Но это как-нибудь потом, когда в полном объеме освою более простые вещи.
Остаток вечера прошёл увлекательно – я прибиралась. Благодаря возросшей силе и ловкости добралась даже под диван и шкаф, немного передвинув их по-новому и вымыв даже самые труднодоступные углы. По части личных воспоминаний Вероники не продвинулась ни на сантиметр, они так и оставались мутными, зато нож-бабочка, который я вновь осмотрела, но уже внимательнее, оказался четвертым элементом гарнитура «Крови» (о чем мне в очередной раз мило сообщили прямо в мозг) и самым невероятным образом подкинул несколько ярких картинок, среди которых были как помещения, так и люди.
Точнее, вампиры.
Несколько мужчин и женщин в возрасте от двадцати до тридцати, а также вампир лет пятидесяти с пронзительным взглядом и резковатыми чертами лица. В какой-то момент даже показалось, что их вижу не только я, но и они меня, но видение быстро пропало и я хорошенько потрясла головой, чтобы выкинуть пугающие мысли подальше. Нет, спасибо!
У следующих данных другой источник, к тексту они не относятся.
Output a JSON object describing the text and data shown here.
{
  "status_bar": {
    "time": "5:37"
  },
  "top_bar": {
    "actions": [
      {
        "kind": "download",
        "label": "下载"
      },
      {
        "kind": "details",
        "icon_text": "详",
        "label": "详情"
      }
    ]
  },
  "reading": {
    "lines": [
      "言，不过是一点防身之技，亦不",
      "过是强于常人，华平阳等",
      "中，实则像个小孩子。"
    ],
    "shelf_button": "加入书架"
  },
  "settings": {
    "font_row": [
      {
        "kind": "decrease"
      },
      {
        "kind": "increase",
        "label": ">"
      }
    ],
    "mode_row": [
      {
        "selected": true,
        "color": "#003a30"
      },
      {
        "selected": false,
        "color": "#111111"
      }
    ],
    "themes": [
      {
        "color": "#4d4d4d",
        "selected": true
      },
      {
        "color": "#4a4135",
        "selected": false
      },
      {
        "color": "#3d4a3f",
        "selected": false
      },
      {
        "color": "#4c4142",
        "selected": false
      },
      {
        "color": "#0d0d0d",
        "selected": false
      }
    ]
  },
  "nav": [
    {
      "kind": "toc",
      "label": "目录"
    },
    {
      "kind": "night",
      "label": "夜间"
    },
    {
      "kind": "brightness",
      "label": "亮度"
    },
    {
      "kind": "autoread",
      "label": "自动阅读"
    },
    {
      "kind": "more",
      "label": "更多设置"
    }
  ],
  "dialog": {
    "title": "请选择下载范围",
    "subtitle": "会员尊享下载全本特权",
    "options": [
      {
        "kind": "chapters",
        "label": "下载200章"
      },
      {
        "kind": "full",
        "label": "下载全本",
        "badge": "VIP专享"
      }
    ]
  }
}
Не надо меня пугать и так страшно!
И вообще, пойду-ка я спать, завтра на работу!
Рабочий день медсестры процедурного кабинета начинался с восьми утра, но на работу я приезжала где-то за полчаса, чтобы успеть переодеться, выпить чаю, просмотреть журнал назначений и убедиться, что кабинет готов к приёму пациентов. Терапевтическое отделение, где мне посчастливилось трудиться, было самым весёлым и шальным относительно других отделений госпиталя. У нас лежали самые бодрые и юморные пенсионеры с огромными послужными списками, которым всегда было что рассказать и чем угостить. Ко всему прочему очень редкие кадры, имеющие за плечами суровое военное прошлое, не умели держать себя в руках, позволяя себе вольности как на словах, так и на деле, но и на них у нас была управа в лице Лидии Николаевны.
Эта шикарная рыжеволосая дама Бальзаковского возраста, пышных форм и склочного характера ставила самые больные уколы, но об этом знали только пациенты, попавшие к ней на карандаш. Уж не знаю, какой магией она владела, но умудрялась проделывать это настолько виртуозно, что не оставалось синяков, но боль была просто адской. Хватало двух, от силы пяти процедур, чтобы пациенты осознавали, как сильно были не правы, и меняли своё отношение к персоналу на весь срок лечения.
По понедельникам обычно у нас был спад пациентов: многих выписывали в пятницу, а тем, кто ложился в понедельник, назначали процедуры лишь со следующего дня. Вот и сегодня журнал, переданный дежурной медсестрой, порадовал довольно коротеньким списком всего из тридцати фамилий, половина из которых была моей, а вторая Лидии Николаевны. Женщина уже переодевалась в сестринской комнате отдыха, напевая себе под нос какую-то прилипчивую мелодию из современной попсы, что намекало на прекрасное настроение медсестры. Кажется, у кого-то выходные прошли недурно.
В отличие от меня, всё никак не устраивающей свою личную жизнь, Лидия Николаевна была давным-давно замужем и имела мужа-подкаблучника и двоих дочерей-школьниц. О них я знала не меньше, чем о собственных родственниках, так как напарница любила почесать языком, а ввиду отсутствия хобби или иных любимых занятий, была главной сплетницей отделения, знатоком моды, воспитания и человеческих душ в целом.
В принципе, если не прислушиваться и фильтровать её речь, то иногда проскальзывали довольно интересные рассуждения и жизненные наблюдения, выдающие большой опыт в житейских и амурных делах.
- Хахаля наконец бросила? – чересчур проницательно поинтересовалась Лидия, когда мы присели выпить перед трудовым днём по кружечке ароматного индийского чая.